La última Encuesta de Población Activa (EPA) correspondiente al primer trimestre, difundida este martes por el Instituto Nacional de Estadística (INE), refleja una caída de 68.600 ocupados por cuenta propia frente a los tres meses anteriores, en un escenario marcado por los ajustes estacionales del mercado laboral que también se dejan notar en el empleo total.
En una nota pública, la Unión de Asociaciones de Trabajadores Autónomos y Emprendedores (Uatae) ha subrayado que los primeros meses del año acostumbran a concentrar una mayor inestabilidad en el empleo, especialmente en el colectivo autónomo, muy ligado a actividades con fuerte peso estacional como el comercio, la hostelería y diversos servicios.
“El inicio de año suele ser un momento de mayor ajuste para muchos pequeños comercios y actividades por cuenta propia”, por ello, “la EPA vuelve a mostrar esa realidad y nos recuerda la importancia de seguir consolidando mecanismos de protección que permitan dar estabilidad al trabajo autónomo”, ha expuesto su secretaria general, María José Landaburu.
Landaburu ha incidido también en que la EPA presenta una diferencia clave respecto a las cifras de afiliación a la Seguridad Social, ya que, “al tratarse de una encuesta basada en la autopercepción laboral de las personas entrevistadas, permite observar con más claridad fenómenos como el de los falsos autónomos”.

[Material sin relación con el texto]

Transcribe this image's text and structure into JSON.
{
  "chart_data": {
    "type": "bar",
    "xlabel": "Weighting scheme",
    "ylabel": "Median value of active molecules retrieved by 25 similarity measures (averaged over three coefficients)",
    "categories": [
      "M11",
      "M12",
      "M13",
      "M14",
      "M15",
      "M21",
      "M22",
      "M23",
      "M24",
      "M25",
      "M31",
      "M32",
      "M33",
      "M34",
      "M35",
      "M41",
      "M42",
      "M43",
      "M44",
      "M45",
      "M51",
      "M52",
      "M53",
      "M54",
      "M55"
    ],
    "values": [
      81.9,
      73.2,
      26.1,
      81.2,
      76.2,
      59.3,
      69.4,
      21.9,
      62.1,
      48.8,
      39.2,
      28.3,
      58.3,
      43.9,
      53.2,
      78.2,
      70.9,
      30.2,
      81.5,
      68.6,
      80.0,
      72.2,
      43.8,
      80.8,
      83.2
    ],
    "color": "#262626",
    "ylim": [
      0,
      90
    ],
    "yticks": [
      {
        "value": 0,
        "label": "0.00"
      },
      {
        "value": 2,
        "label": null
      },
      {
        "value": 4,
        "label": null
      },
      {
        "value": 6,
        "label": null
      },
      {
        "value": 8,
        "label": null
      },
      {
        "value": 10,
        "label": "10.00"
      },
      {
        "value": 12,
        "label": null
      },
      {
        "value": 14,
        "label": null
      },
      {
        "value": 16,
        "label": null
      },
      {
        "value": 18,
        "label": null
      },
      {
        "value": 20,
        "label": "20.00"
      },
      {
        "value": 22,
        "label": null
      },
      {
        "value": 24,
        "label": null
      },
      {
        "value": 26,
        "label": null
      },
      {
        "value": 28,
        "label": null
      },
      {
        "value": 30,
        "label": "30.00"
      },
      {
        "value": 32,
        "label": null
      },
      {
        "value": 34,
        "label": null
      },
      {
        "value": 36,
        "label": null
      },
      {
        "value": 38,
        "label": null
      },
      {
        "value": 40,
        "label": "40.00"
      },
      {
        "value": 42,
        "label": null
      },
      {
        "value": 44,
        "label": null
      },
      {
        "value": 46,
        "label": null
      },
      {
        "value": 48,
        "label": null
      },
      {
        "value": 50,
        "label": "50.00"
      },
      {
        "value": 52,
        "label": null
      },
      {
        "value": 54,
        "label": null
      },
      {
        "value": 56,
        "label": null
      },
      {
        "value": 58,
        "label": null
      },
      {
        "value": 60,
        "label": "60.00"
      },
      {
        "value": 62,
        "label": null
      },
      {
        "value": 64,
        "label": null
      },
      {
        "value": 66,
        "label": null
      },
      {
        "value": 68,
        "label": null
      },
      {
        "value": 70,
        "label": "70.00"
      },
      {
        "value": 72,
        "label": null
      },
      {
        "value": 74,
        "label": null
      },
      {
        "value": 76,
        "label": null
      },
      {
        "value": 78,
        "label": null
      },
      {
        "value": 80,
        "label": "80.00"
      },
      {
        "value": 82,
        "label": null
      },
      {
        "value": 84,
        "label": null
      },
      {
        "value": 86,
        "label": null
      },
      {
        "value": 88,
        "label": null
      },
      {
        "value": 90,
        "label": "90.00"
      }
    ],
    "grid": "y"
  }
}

Según detalla Uatae, hay numerosos casos de personas que constan en los registros administrativos como trabajadoras autónomas pero que, al responder en la EPA sobre su situación profesional, se identifican como asalariadas porque su vínculo laboral opera de hecho como tal. Esta particularidad metodológica ayuda a entender la brecha que suele apreciarse entre los afiliados al RETA y los resultados de la EPA sobre empleo por cuenta propia.
Como explica Landaburu, “la EPA no solo mide ocupación, también nos ayuda a entender mejor la calidad real del empleo, porque cuando una persona dada de alta como autónoma se reconoce a sí misma como asalariada, estamos ante una señal clara de precariedad y, muchas veces, de falsos autónomos que siguen existiendo en nuestro mercado laboral”, por lo que ha reivindicado este examen trimestral como herramienta para detectar tensiones específicas en el trabajo autónomo y poder adelantarse con medidas.
En esta línea, ha remarcado que “necesitamos seguir avanzando en protección social, en cotización ajustada a la realidad de las y los autónomos y en la lucha contra el fraude laboral, fortalecer el trabajo autónomo también pasa por garantizar que quien es asalariado tenga derechos de asalariado, y que quien emprende pueda hacerlo con seguridad y estabilidad”.